Derecho de participación ciudadana
La resolución pone especial énfasis en la función del trámite de información pública como garantía del derecho de participación ciudadana. Según señala la Sala, este trámite no puede concebirse como un mero formalismo, sino como un instrumento que permite a los interesados examinar el expediente en su integridad y formular alegaciones fundadas. Para que este derecho sea efectivo, la Administración debe poner a disposición del público toda la documentación relevante, sin excepciones ni limitaciones.
La falta de publicación de los anexos -dicen los magistrados-, privó a los ciudadanos de la posibilidad de conocer los fundamentos técnicos de la ordenanza y de cuestionar, en su caso, la corrección de los criterios utilizados. Esta situación generó una indefensión material que, conforme a la jurisprudencia, constituye causa de nulidad de pleno derecho.

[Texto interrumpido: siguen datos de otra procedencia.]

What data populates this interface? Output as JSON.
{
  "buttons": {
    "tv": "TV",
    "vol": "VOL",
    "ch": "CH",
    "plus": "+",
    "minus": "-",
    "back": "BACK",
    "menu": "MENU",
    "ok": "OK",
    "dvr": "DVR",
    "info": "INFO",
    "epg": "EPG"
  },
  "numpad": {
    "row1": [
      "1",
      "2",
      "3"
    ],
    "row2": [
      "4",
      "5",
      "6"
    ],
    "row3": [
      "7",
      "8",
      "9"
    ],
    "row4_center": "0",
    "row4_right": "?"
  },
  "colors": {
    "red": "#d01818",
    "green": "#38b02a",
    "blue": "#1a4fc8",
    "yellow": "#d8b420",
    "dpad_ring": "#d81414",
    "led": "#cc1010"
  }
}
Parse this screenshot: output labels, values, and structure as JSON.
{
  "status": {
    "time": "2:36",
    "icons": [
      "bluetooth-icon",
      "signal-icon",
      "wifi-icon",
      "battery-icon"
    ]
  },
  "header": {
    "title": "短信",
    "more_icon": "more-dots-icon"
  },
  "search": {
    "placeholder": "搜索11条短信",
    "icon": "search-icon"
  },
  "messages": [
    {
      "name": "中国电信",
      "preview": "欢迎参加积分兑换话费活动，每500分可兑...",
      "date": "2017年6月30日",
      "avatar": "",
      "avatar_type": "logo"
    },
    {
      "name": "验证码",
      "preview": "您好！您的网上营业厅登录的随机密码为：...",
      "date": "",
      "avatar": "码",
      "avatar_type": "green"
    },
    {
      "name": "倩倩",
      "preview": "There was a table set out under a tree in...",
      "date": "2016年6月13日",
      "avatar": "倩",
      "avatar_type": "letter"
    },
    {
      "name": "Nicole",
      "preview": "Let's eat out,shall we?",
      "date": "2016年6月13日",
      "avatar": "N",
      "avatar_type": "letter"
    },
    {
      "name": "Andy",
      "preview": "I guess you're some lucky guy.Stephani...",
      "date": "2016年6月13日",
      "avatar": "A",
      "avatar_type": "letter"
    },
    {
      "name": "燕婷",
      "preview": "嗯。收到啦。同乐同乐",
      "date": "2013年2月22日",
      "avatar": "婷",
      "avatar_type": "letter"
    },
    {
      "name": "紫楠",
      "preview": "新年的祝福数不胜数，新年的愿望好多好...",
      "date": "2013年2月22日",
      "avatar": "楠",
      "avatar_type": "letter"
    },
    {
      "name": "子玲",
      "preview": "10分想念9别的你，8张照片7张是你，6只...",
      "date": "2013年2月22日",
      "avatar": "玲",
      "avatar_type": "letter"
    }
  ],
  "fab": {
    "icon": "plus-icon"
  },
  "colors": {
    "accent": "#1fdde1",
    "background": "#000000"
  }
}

La lectura del Ayuntamiento
Fuentes del Consistorio consideran que la sentencia anula la tasa “por temas estrictamente formales”. Concretamente, “se señala que en el Estudio Económico no se incluyó un anexo elaborado por una empresa, en la que se recogían datos para valorar la generación de residuos en los usos catastrales no residenciales”.
“Los servicios técnicos municipales consideraron que esta información era auxiliar y que en el estudio económico quedaba justificada la metodología aplicada para calcular el diseño de la tasa en estos usos”, trasladan. Además, este documento se incluyó en el expediente tras su aprobación definitiva por la Junta de Gobierno, antes de elevarlo al pleno para su aprobación.
Las sentencias no entran en ningún momento en cuestiones de fondo de la tasa, no valoran el diseño de la misma, ni la metodología de cálculo, insisten.